6 thoughts on “Wildness is not limited”

  1. Andrew, what a beautiful post! I have missed these the past months. I loved your phrase “globose achene puffs” — just a gorgeous description. Enchanter’s nightshade has robbed me of a pair of socks, so covered with burs I had to throw them out. I learned a new plant, “Clearweed.” and I thoroughly enjoyed the discussion of Smilax — I had sort of given up on ever telling the difference between illinoensis, which we think we have on the Schulenberg, and ecirrahata, which I’m certain–well, almost certain—that we do have. I’m just not smart enough taxonomy wise to tell the difference, or perhaps I’ve just gotten lazy.
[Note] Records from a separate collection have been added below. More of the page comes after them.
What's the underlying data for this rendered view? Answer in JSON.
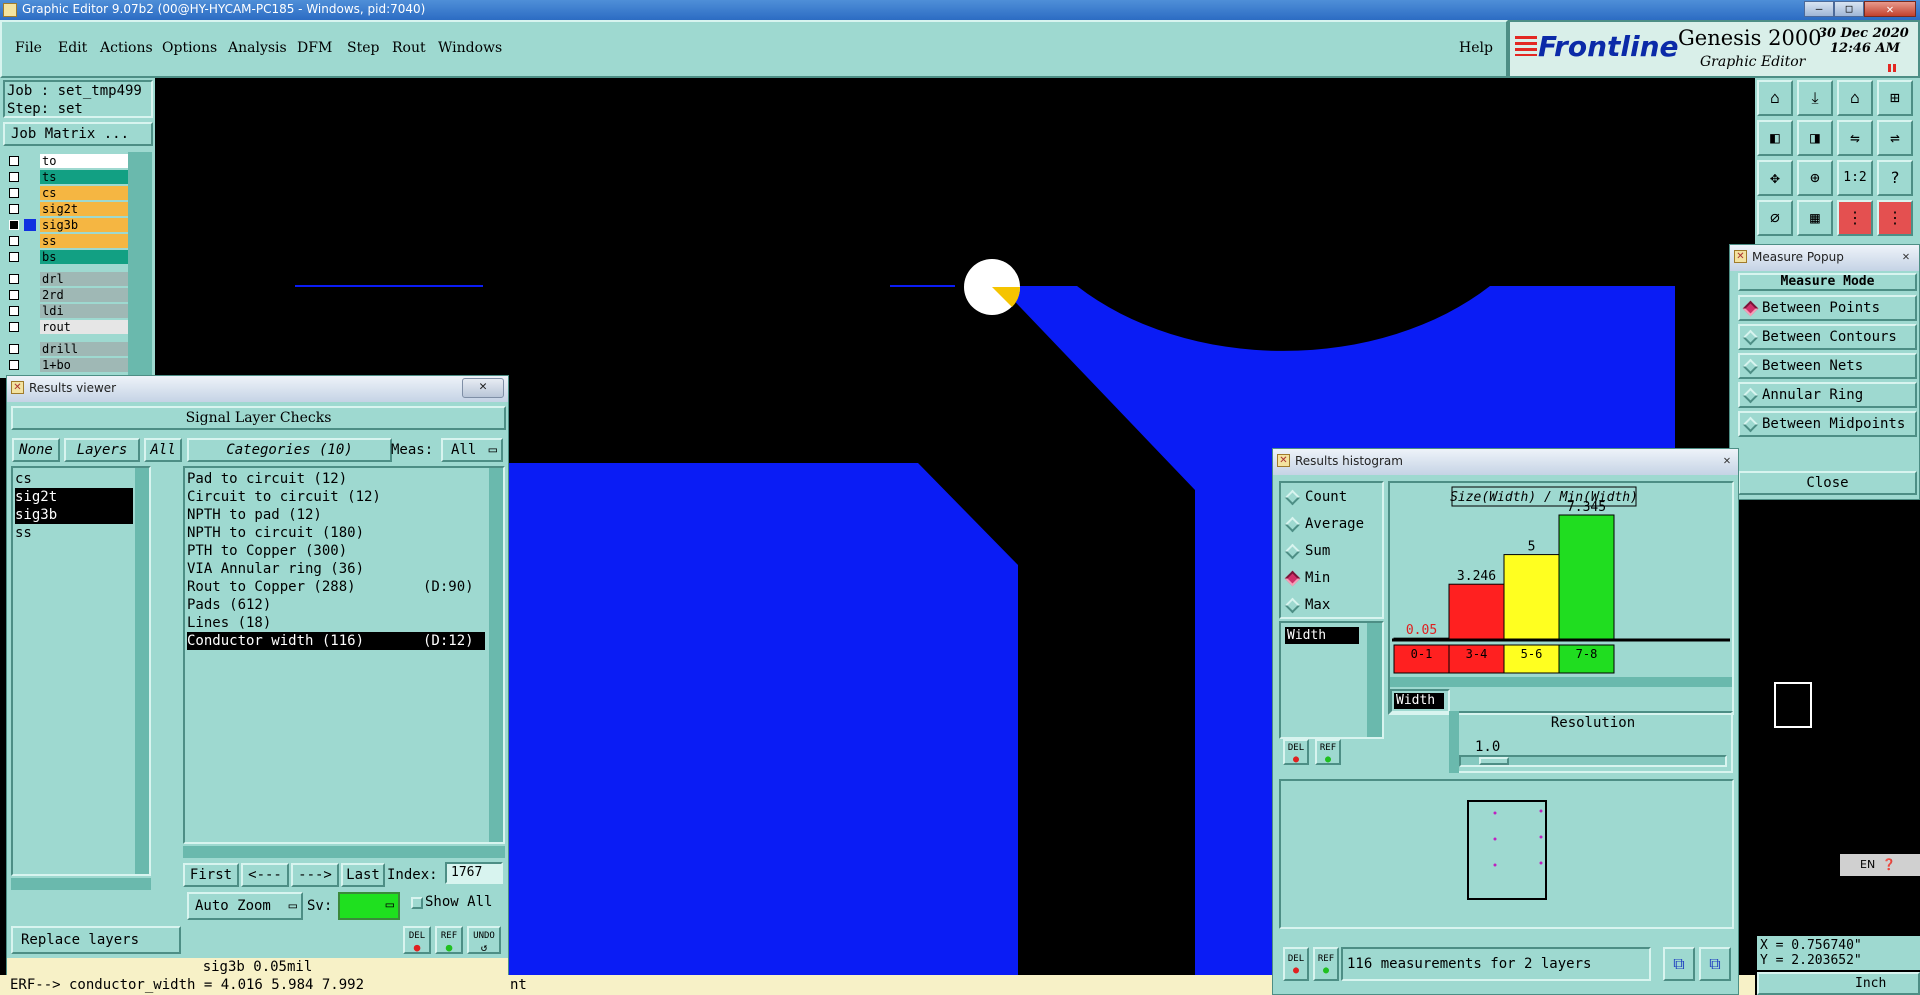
{
  "window_title": "Graphic Editor 9.07b2 (00@HY-HYCAM-PC185 - Windows, pid:7040)",
  "menu": [
    "File",
    "Edit",
    "Actions",
    "Options",
    "Analysis",
    "DFM",
    "Step",
    "Rout",
    "Windows"
  ],
  "help_label": "Help",
  "brand": {
    "logo": "Frontline",
    "product": "Genesis 2000",
    "subtitle": "Graphic Editor",
    "date": "30 Dec 2020",
    "time": "12:46 AM"
  },
  "job": {
    "job_label": "Job : set_tmp499",
    "step_label": "Step: set",
    "matrix_button": "Job Matrix ..."
  },
  "layers": [
    {
      "name": "to",
      "color": "#ffffff"
    },
    {
      "name": "ts",
      "color": "#12a083"
    },
    {
      "name": "cs",
      "color": "#f5b642"
    },
    {
      "name": "sig2t",
      "color": "#f5b642"
    },
    {
      "name": "sig3b",
      "color": "#f5b642",
      "active": true
    },
    {
      "name": "ss",
      "color": "#f5b642"
    },
    {
      "name": "bs",
      "color": "#12a083"
    },
    {
      "name": "drl",
      "color": "#9fb8b5"
    },
    {
      "name": "2rd",
      "color": "#9fb8b5"
    },
    {
      "name": "ldi",
      "color": "#9fb8b5"
    },
    {
      "name": "rout",
      "color": "#e6e6e6"
    },
    {
      "name": "drill",
      "color": "#9fb8b5"
    },
    {
      "name": "1+bo",
      "color": "#9fb8b5"
    }
  ],
  "results_viewer": {
    "title": "Results viewer",
    "header": "Signal Layer Checks",
    "none_btn": "None",
    "layers_btn": "Layers",
    "all_btn": "All",
    "categories_btn": "Categories (10)",
    "meas_label": "Meas:",
    "meas_value": "All",
    "layer_list": [
      "cs",
      "sig2t",
      "sig3b",
      "ss"
    ],
    "categories": [
      {
        "label": "Pad to circuit (12)",
        "extra": ""
      },
      {
        "label": "Circuit to circuit (12)",
        "extra": ""
      },
      {
        "label": "NPTH to pad (12)",
        "extra": ""
      },
      {
        "label": "NPTH to circuit (180)",
        "extra": ""
      },
      {
        "label": "PTH to Copper (300)",
        "extra": ""
      },
      {
        "label": "VIA Annular ring (36)",
        "extra": ""
      },
      {
        "label": "Rout to Copper (288)",
        "extra": "(D:90)"
      },
      {
        "label": "Pads (612)",
        "extra": ""
      },
      {
        "label": "Lines (18)",
        "extra": ""
      },
      {
        "label": "Conductor width (116)",
        "extra": "(D:12)"
      }
    ],
    "first": "First",
    "prev": "<---",
    "next": "--->",
    "last": "Last",
    "index_label": "Index:",
    "index_value": "1767",
    "replace_btn": "Replace layers",
    "autozoom_btn": "Auto Zoom",
    "sv_label": "Sv:",
    "show_all": "Show All",
    "del": "DEL",
    "ref": "REF",
    "undo": "UNDO",
    "status": "sig3b 0.05mil"
  },
  "bottom_msg": "ERF--> conductor_width = 4.016 5.984 7.992",
  "bottom_msg2": "nt",
  "measure_popup": {
    "title": "Measure Popup",
    "header": "Measure Mode",
    "modes": [
      {
        "label": "Between Points",
        "on": true
      },
      {
        "label": "Between Contours",
        "on": false
      },
      {
        "label": "Between Nets",
        "on": false
      },
      {
        "label": "Annular Ring",
        "on": false
      },
      {
        "label": "Between Midpoints",
        "on": false
      }
    ],
    "close": "Close"
  },
  "histogram": {
    "title": "Results histogram",
    "modes": [
      {
        "label": "Count",
        "on": false
      },
      {
        "label": "Average",
        "on": false
      },
      {
        "label": "Sum",
        "on": false
      },
      {
        "label": "Min",
        "on": true
      },
      {
        "label": "Max",
        "on": false
      }
    ],
    "attr_item": "Width",
    "attr_item2": "Width",
    "resolution_label": "Resolution",
    "resolution_value": "1.0",
    "summary": "116 measurements for 2 layers",
    "del": "DEL",
    "ref": "REF"
  },
  "chart_data": {
    "type": "bar",
    "title": "Size(Width) / Min(Width)",
    "categories": [
      "0-1",
      "3-4",
      "5-6",
      "7-8"
    ],
    "values": [
      0.05,
      3.246,
      5,
      7.345
    ],
    "value_labels": [
      "0.05",
      "3.246",
      "5",
      "7.345"
    ],
    "colors": [
      "#ff2020",
      "#ff2020",
      "#ffff20",
      "#20dd20"
    ],
    "ylim": [
      0,
      7.345
    ]
  },
  "coords": {
    "x": "X = 0.756740\"",
    "y": "Y = 2.203652\"",
    "units": "Inch"
  },
  "lang": "EN",
  "colors": {
    "panel": "#9ed9d0",
    "copper": "#0a1cf5",
    "highlight": "#f5c400"
  }
}
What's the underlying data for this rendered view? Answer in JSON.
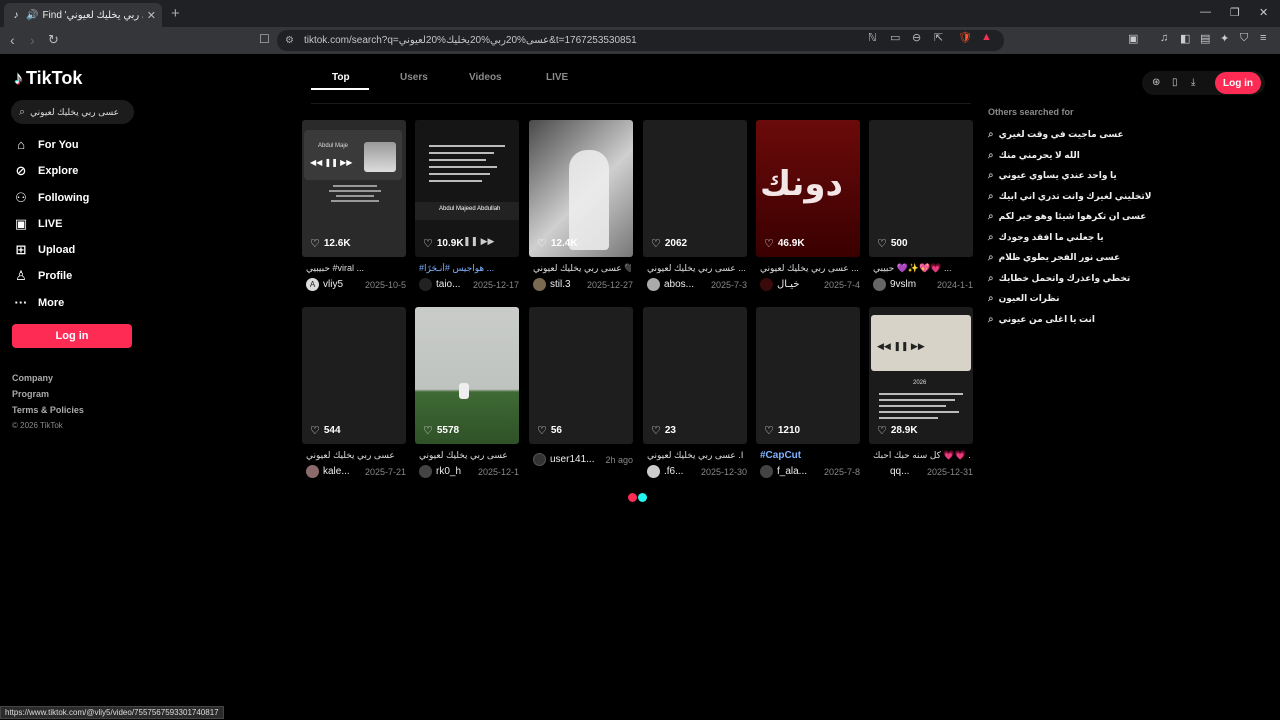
{
  "browser": {
    "tab_title": "Find 'عسى ربي يخليك لعيوني' o",
    "url": "tiktok.com/search?q=عسى%20ربي%20يخليك%20لعيوني&t=1767253530851",
    "status_url": "https://www.tiktok.com/@vliy5/video/7557567593301740817"
  },
  "brand": {
    "name": "TikTok",
    "accent": "#fe2c55",
    "cyan": "#25f4ee"
  },
  "sidebar": {
    "search_value": "عسى ربي يخليك لعيوني",
    "items": [
      {
        "label": "For You",
        "icon": "home-icon"
      },
      {
        "label": "Explore",
        "icon": "compass-icon"
      },
      {
        "label": "Following",
        "icon": "following-icon"
      },
      {
        "label": "LIVE",
        "icon": "live-icon"
      },
      {
        "label": "Upload",
        "icon": "upload-icon"
      },
      {
        "label": "Profile",
        "icon": "profile-icon"
      },
      {
        "label": "More",
        "icon": "more-icon"
      }
    ],
    "login_label": "Log in",
    "footer": [
      "Company",
      "Program",
      "Terms & Policies"
    ],
    "copyright": "© 2026 TikTok"
  },
  "search_tabs": [
    "Top",
    "Users",
    "Videos",
    "LIVE"
  ],
  "active_tab": "Top",
  "videos": [
    {
      "likes": "12.6K",
      "caption": "حبيبيي #viral ...",
      "user": "vliy5",
      "date": "2025-10-5",
      "avatar_letter": "A"
    },
    {
      "likes": "10.9K",
      "caption": "#هواجيس #أنـحَرًا ...",
      "user": "taio...",
      "date": "2025-12-17",
      "avatar_letter": ""
    },
    {
      "likes": "12.4K",
      "caption": "عسى ربي يخليك لعيوني 🖤 ...",
      "user": "stil.3",
      "date": "2025-12-27",
      "avatar_letter": ""
    },
    {
      "likes": "2062",
      "caption": "عسى ربي يخليك لعيوني ...",
      "user": "abos...",
      "date": "2025-7-3",
      "avatar_letter": ""
    },
    {
      "likes": "46.9K",
      "caption": "عسى ربي يخليك لعيوني ...",
      "user": "خيـال",
      "date": "2025-7-4",
      "avatar_letter": ""
    },
    {
      "likes": "500",
      "caption": "حبيبي 💜✨💖💗 ...",
      "user": "9vslm",
      "date": "2024-1-1",
      "avatar_letter": ""
    },
    {
      "likes": "544",
      "caption": "عسى ربي يخليك لعيوني",
      "user": "kale...",
      "date": "2025-7-21",
      "avatar_letter": ""
    },
    {
      "likes": "5578",
      "caption": "عسى ربي يخليك لعيوني",
      "user": "rk0_h",
      "date": "2025-12-1",
      "avatar_letter": ""
    },
    {
      "likes": "56",
      "caption": "",
      "user": "user141...",
      "date": "2h ago",
      "avatar_letter": ""
    },
    {
      "likes": "23",
      "caption": "عسى ربي يخليك لعيوني .I ...",
      "user": ".f6...",
      "date": "2025-12-30",
      "avatar_letter": ""
    },
    {
      "likes": "1210",
      "caption": "#CapCut",
      "user": "f_ala...",
      "date": "2025-7-8",
      "avatar_letter": ""
    },
    {
      "likes": "28.9K",
      "caption": "كل سنه حبك احبك 💗💗 ...",
      "user": "qq...",
      "date": "2025-12-31",
      "avatar_letter": ""
    }
  ],
  "thumb_texts": {
    "v1_header": "Abdul Maje",
    "v2_footer": "Abdul Majeed Abdullah",
    "v5_word": "دونك",
    "v12_year": "2026"
  },
  "others": {
    "title": "Others searched for",
    "items": [
      "عسى ماجيت في وقت لغيري",
      "الله لا يحرمني منك",
      "يا واحد عندي يساوي عيوني",
      "لاتخليني لغيرك وانت تدري اني ابيك",
      "عسى ان تكرهوا شيئا وهو خير لكم",
      "يا جعلني ما افقد وجودك",
      "عسى نور الفجر يطوي ظلام",
      "تخطي واعذرك واتحمل خطايك",
      "نظرات العيون",
      "انت يا اغلى من عيوني"
    ]
  },
  "topright": {
    "login_label": "Log in"
  }
}
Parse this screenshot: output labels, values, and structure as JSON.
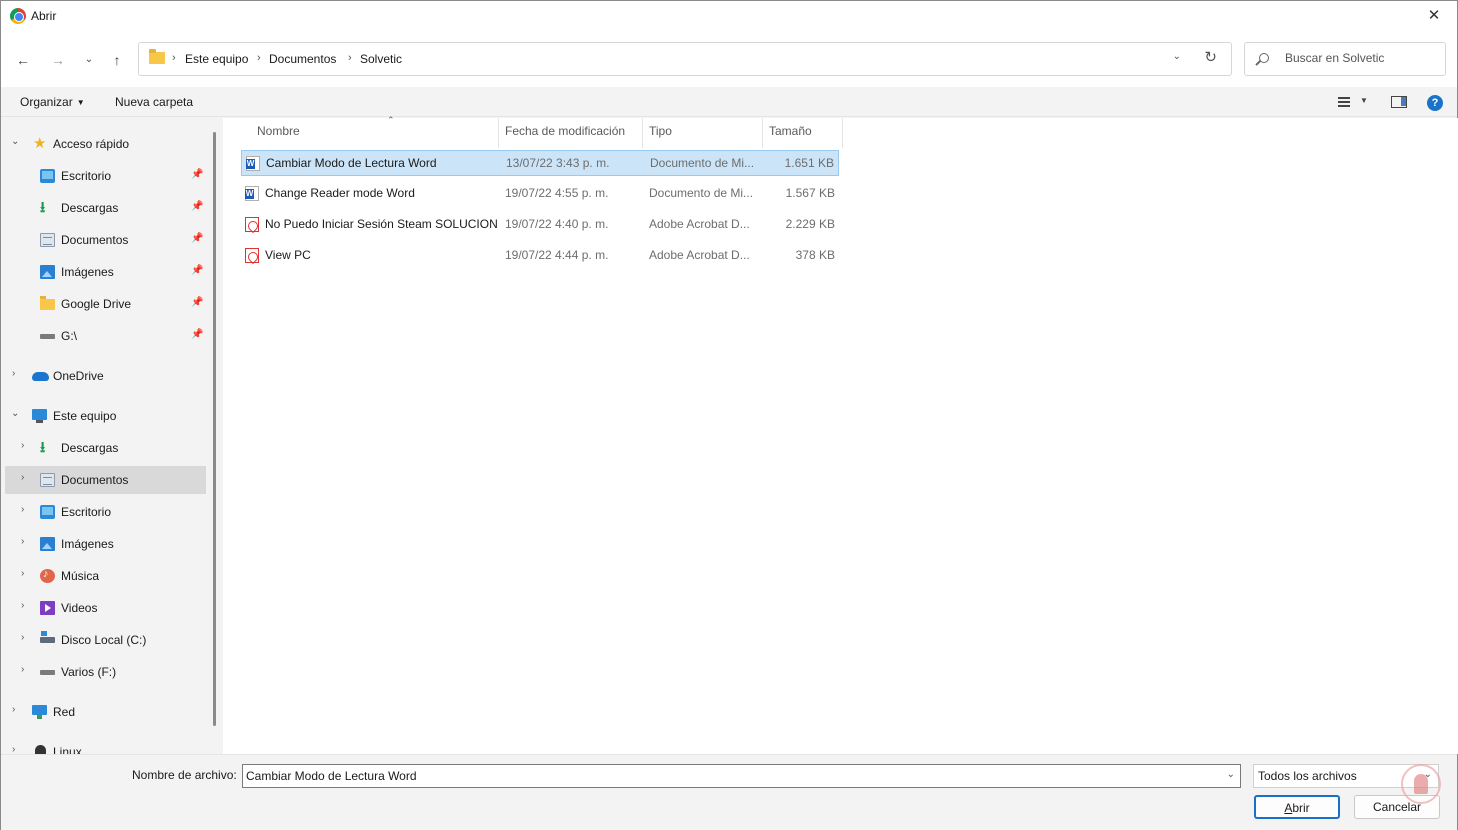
{
  "window": {
    "title": "Abrir",
    "close_glyph": "✕"
  },
  "nav": {
    "back": "←",
    "forward": "→",
    "recent": "⌄",
    "up": "↑",
    "breadcrumbs": [
      "Este equipo",
      "Documentos",
      "Solvetic"
    ],
    "separator": "›",
    "dropdown": "⌄",
    "refresh": "↻",
    "search_placeholder": "Buscar en Solvetic"
  },
  "toolbar": {
    "organize": "Organizar",
    "organize_caret": "▼",
    "new_folder": "Nueva carpeta",
    "view_caret": "▼",
    "help": "?"
  },
  "sidebar": {
    "chev_expanded": "⌄",
    "chev_collapsed": "›",
    "pin": "📌",
    "items": [
      {
        "label": "Acceso rápido",
        "icon": "star-icon"
      },
      {
        "label": "Escritorio",
        "icon": "desktop-icon"
      },
      {
        "label": "Descargas",
        "icon": "download-icon"
      },
      {
        "label": "Documentos",
        "icon": "documents-icon"
      },
      {
        "label": "Imágenes",
        "icon": "images-icon"
      },
      {
        "label": "Google Drive",
        "icon": "folder-icon"
      },
      {
        "label": "G:\\",
        "icon": "drive-icon"
      },
      {
        "label": "OneDrive",
        "icon": "onedrive-icon"
      },
      {
        "label": "Este equipo",
        "icon": "pc-icon"
      },
      {
        "label": "Descargas",
        "icon": "download-icon"
      },
      {
        "label": "Documentos",
        "icon": "documents-icon"
      },
      {
        "label": "Escritorio",
        "icon": "desktop-icon"
      },
      {
        "label": "Imágenes",
        "icon": "images-icon"
      },
      {
        "label": "Música",
        "icon": "music-icon"
      },
      {
        "label": "Videos",
        "icon": "videos-icon"
      },
      {
        "label": "Disco Local (C:)",
        "icon": "disk-icon"
      },
      {
        "label": "Varios (F:)",
        "icon": "drive-icon"
      },
      {
        "label": "Red",
        "icon": "network-icon"
      },
      {
        "label": "Linux",
        "icon": "linux-icon"
      }
    ]
  },
  "list": {
    "sort_caret": "⌃",
    "columns": [
      "Nombre",
      "Fecha de modificación",
      "Tipo",
      "Tamaño"
    ],
    "rows": [
      {
        "name": "Cambiar Modo de Lectura Word",
        "date": "13/07/22 3:43 p. m.",
        "type": "Documento de Mi...",
        "size": "1.651 KB",
        "icon": "word-icon"
      },
      {
        "name": "Change Reader mode Word",
        "date": "19/07/22 4:55 p. m.",
        "type": "Documento de Mi...",
        "size": "1.567 KB",
        "icon": "word-icon"
      },
      {
        "name": "No Puedo Iniciar Sesión Steam  SOLUCION",
        "date": "19/07/22 4:40 p. m.",
        "type": "Adobe Acrobat D...",
        "size": "2.229 KB",
        "icon": "pdf-icon"
      },
      {
        "name": "View PC",
        "date": "19/07/22 4:44 p. m.",
        "type": "Adobe Acrobat D...",
        "size": "378 KB",
        "icon": "pdf-icon"
      }
    ]
  },
  "bottom": {
    "filename_label": "Nombre de archivo:",
    "filename_value": "Cambiar Modo de Lectura Word",
    "filename_caret": "⌄",
    "filetype": "Todos los archivos",
    "filetype_caret": "⌄",
    "open_first": "A",
    "open_rest": "brir",
    "cancel": "Cancelar"
  },
  "colors": {
    "accent": "#1a6fc9",
    "selection": "#cce4f7",
    "sidebar_selected": "#d9d9d9"
  }
}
At any rate, that discussion made me feel a lot better. 🙂 Keep up this beautiful writing, and hope to read more soon. — Cindy 🙂

    1. Thank you so much, Cindy. I appreciate your thoughts and insights, and I am sorry about your socks! I lost a sweater last year to Hackelia… curses!

      Smilax I’m still confused about. I rode home from the Arb today thinking about it. I don’t know what to think. This molecular article from the Cameron lab really impressed me, and left me doubting the existence of the spp: complete geography within that group, little if any species separation. But I think the jury’s still out.

      Thank you again, Cindy, and take care. We’re overdue for a walk.

  2. I loved: That’s the irony: the harder and more often I look at this place, the more I find that I didn’t know, and I am immersed in wildness no matter where I am. When I look casually and visit less frequently, I notice mostly the things I’ve seen a thousand times before.
    So true, like many other endeavors in life!
    Thanks, Andrew.

  3. Hi Andrew,

    I always enjoy your blogs and it helps me keep up with my plant identification, as well as know what is blooming/growing in our neighboring Maple Grove.

    On Carpenter, just south of Gilbert, on the west side, I noticed a redbud blooming yesterday! This seems most unusual. It does have a southern exposure, but I never recall redbuds blooming in the fall. Is it late? Or early? Something to ponder…

    Irene

    1. Irene, thank you for your note and the observation. I’ve been struck by this with the mosses this year as well, watching these sporophytes come out. I realize mosses are not like vascular plants, have the capacity to get started again whenever conditions are right. But it makes me wonder the same things I think you are asking: is this the norm? am I just noticing it for the first time? or is this an odd year?

      Enjoy the week, and take care. Thank you again for writing.